Direct Numerical Simulation of Cavity-Stabilized Premixed Turbulent Flame

Air-breathing hypersonic flight vehicles are of great interest for military applications and cheaper access to space. Ramjet and supersonic combustion ramjet (scramjet) engines are designed to operate at such high-speeds by compressing air through a series of weak shocks in the intake. However, the high flow velocity with extremely short combustor residence times poses severe challenges on mixing and flame-holding with reduced combustion efficiency. A promising solution is to employ a cavity in which a recirculation region with relatively longer residence times can act as a stable ignition source by mixing radical species with fresh reactants. In this work Direct Numerical Simulation (DNS) of a scaled down aft linear-ramp cavity combustor is performed using a novel Immersed Boundary (IB) method. This is one of few DNS studies on an engineering scale combustion device and provides new information on the turbulent mixing processes and turbulence-chemistry interactions down to the smallest physical length scales, i.e. Kolmogorov length scales.

Critical to DNS is the resolution of all length scales and therefore understanding of the canonical laminar flame structure at the target conditions is of particular interest. A study on laminar premixed flames reveals that different laminar flame thickness definitions, at conditions relevant to ramjet/scramjet engines, have over an order of magnitude difference.
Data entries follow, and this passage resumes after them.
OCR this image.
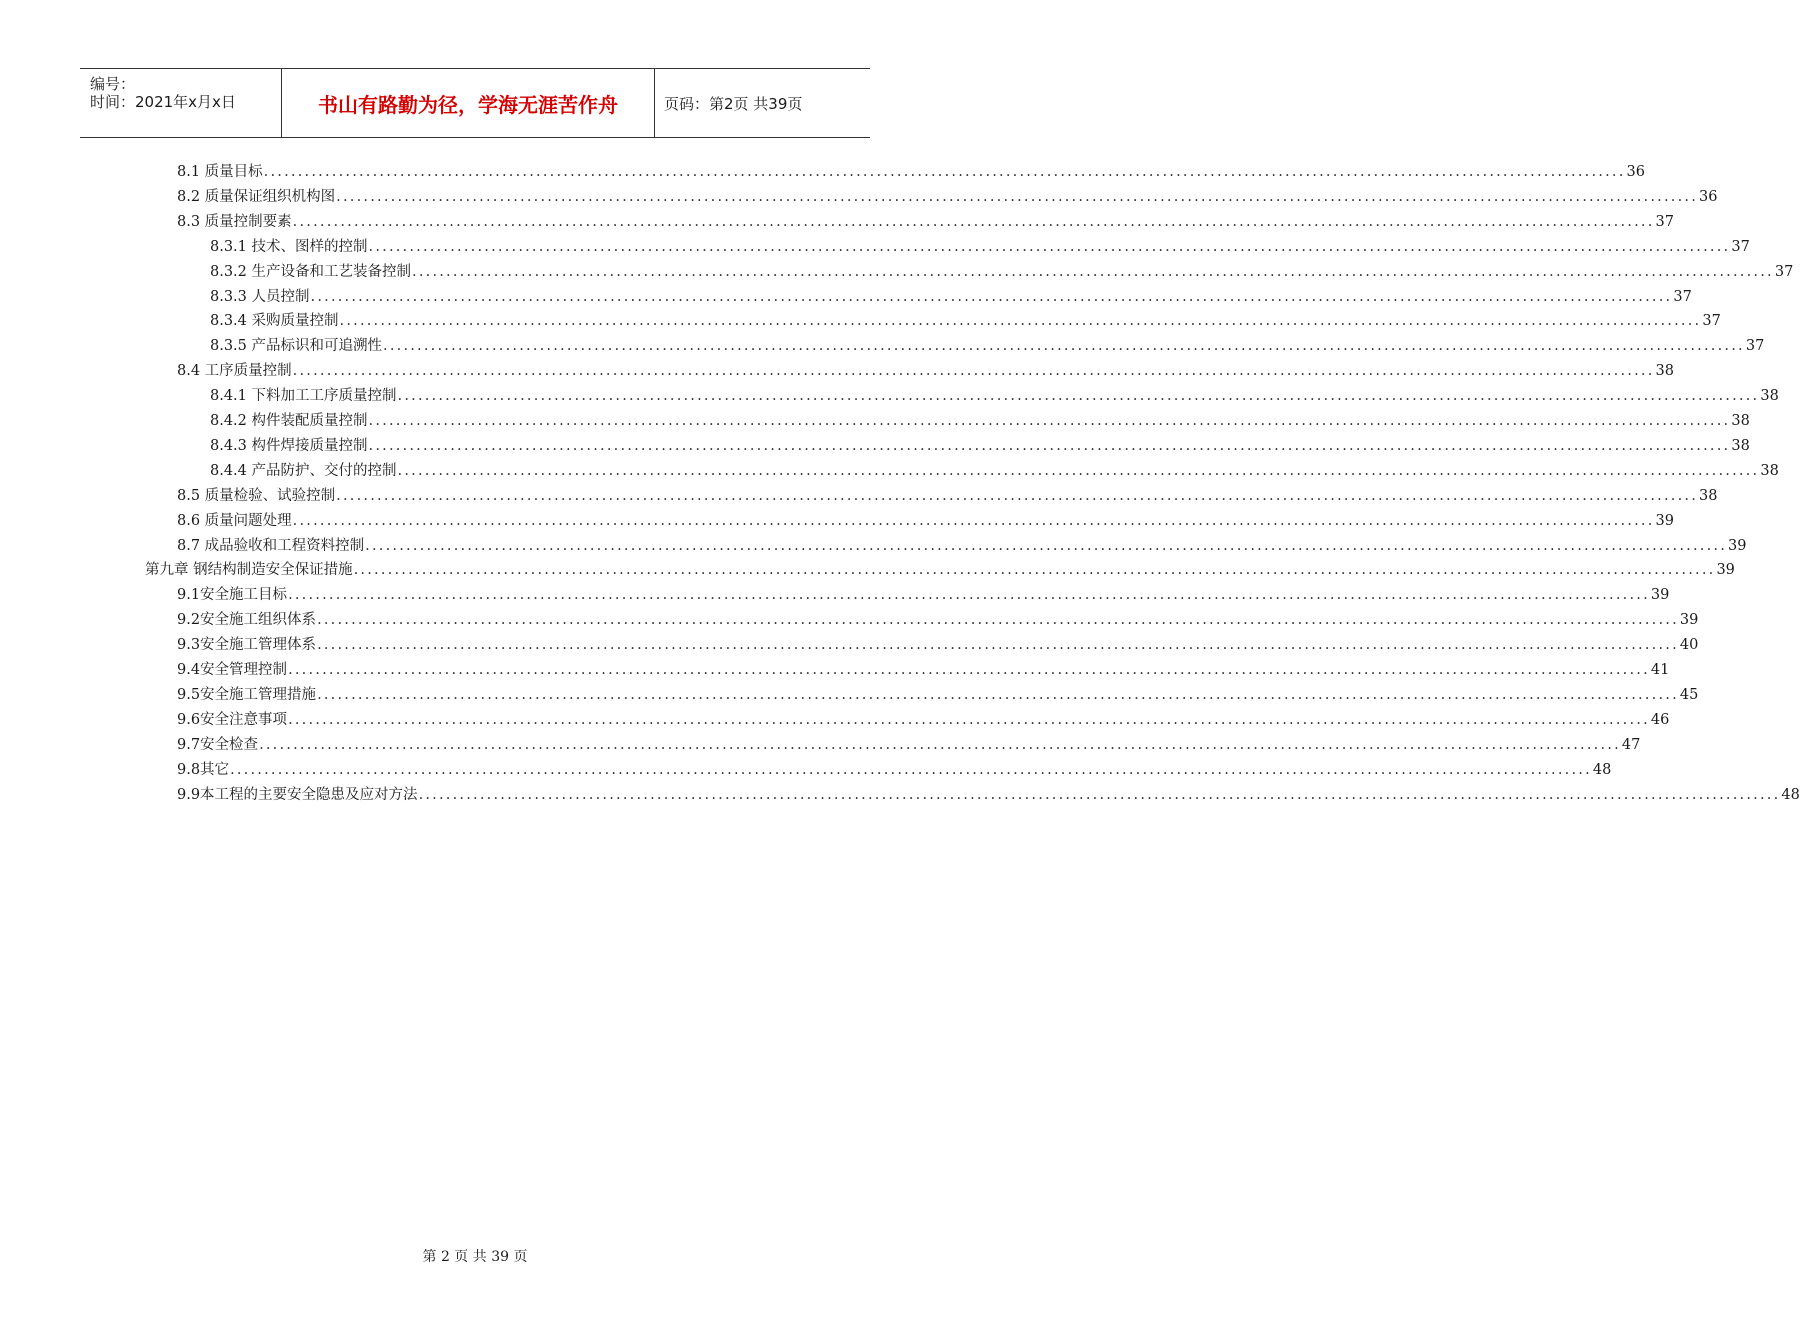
编号：
时间：2021年x月x日	书山有路勤为径，学海无涯苦作舟	页码：第2页 共39页
8.1 质量目标 ........................................................................................................................................................................................................ 36
8.2 质量保证组织机构图 ........................................................................................................................................................................................................ 36
8.3 质量控制要素 ........................................................................................................................................................................................................ 37
8.3.1 技术、图样的控制 ........................................................................................................................................................................................................ 37
8.3.2 生产设备和工艺装备控制 ........................................................................................................................................................................................................ 37
8.3.3 人员控制 ........................................................................................................................................................................................................ 37
8.3.4 采购质量控制 ........................................................................................................................................................................................................ 37
8.3.5 产品标识和可追溯性 ........................................................................................................................................................................................................ 37
8.4 工序质量控制 ........................................................................................................................................................................................................ 38
8.4.1 下料加工工序质量控制 ........................................................................................................................................................................................................ 38
8.4.2 构件装配质量控制 ........................................................................................................................................................................................................ 38
8.4.3 构件焊接质量控制 ........................................................................................................................................................................................................ 38
8.4.4 产品防护、交付的控制 ........................................................................................................................................................................................................ 38
8.5 质量检验、试验控制 ........................................................................................................................................................................................................ 38
8.6 质量问题处理 ........................................................................................................................................................................................................ 39
8.7 成品验收和工程资料控制 ........................................................................................................................................................................................................ 39
第九章 钢结构制造安全保证措施 ........................................................................................................................................................................................................ 39
9.1安全施工目标 ........................................................................................................................................................................................................ 39
9.2安全施工组织体系 ........................................................................................................................................................................................................ 39
9.3安全施工管理体系 ........................................................................................................................................................................................................ 40
9.4安全管理控制 ........................................................................................................................................................................................................ 41
9.5安全施工管理措施 ........................................................................................................................................................................................................ 45
9.6安全注意事项 ........................................................................................................................................................................................................ 46
9.7安全检查 ........................................................................................................................................................................................................ 47
9.8其它 ........................................................................................................................................................................................................ 48
9.9本工程的主要安全隐患及应对方法 ........................................................................................................................................................................................................ 48
第 2 页 共 39 页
This can have a significant impact on the choice of turbulent combustion closure models used in simulation of turbulent premixed flames.

To enable the simulation of non-mesh conformal geometries an IB method is implemented in the Sandia DNS code, S3D. This IB method is developed such that the use of S3D's higher-order numerical schemes even in the vicinity of the immersed boundary is possible. This is a key contribution to the use of IB in reacting DNS.

The DNS of the ramp cavity reveal significant production of turbulence by the cavity from the analysis of Favre averaged turbulent kinetic energy and dissipation rate. Mean OH species fluxes are found to transport OH through the recirculation zone towards the upstream end of the cavity, contributing significantly to flame stabilization. The transport of thermal energy and OH species by turbulent fluctuations are explored through the velocity-temperature and velocity-OH correlations. These revealed the transport of thermal energy and OH towards the reactant side of the flame front by turbulent fluctuations.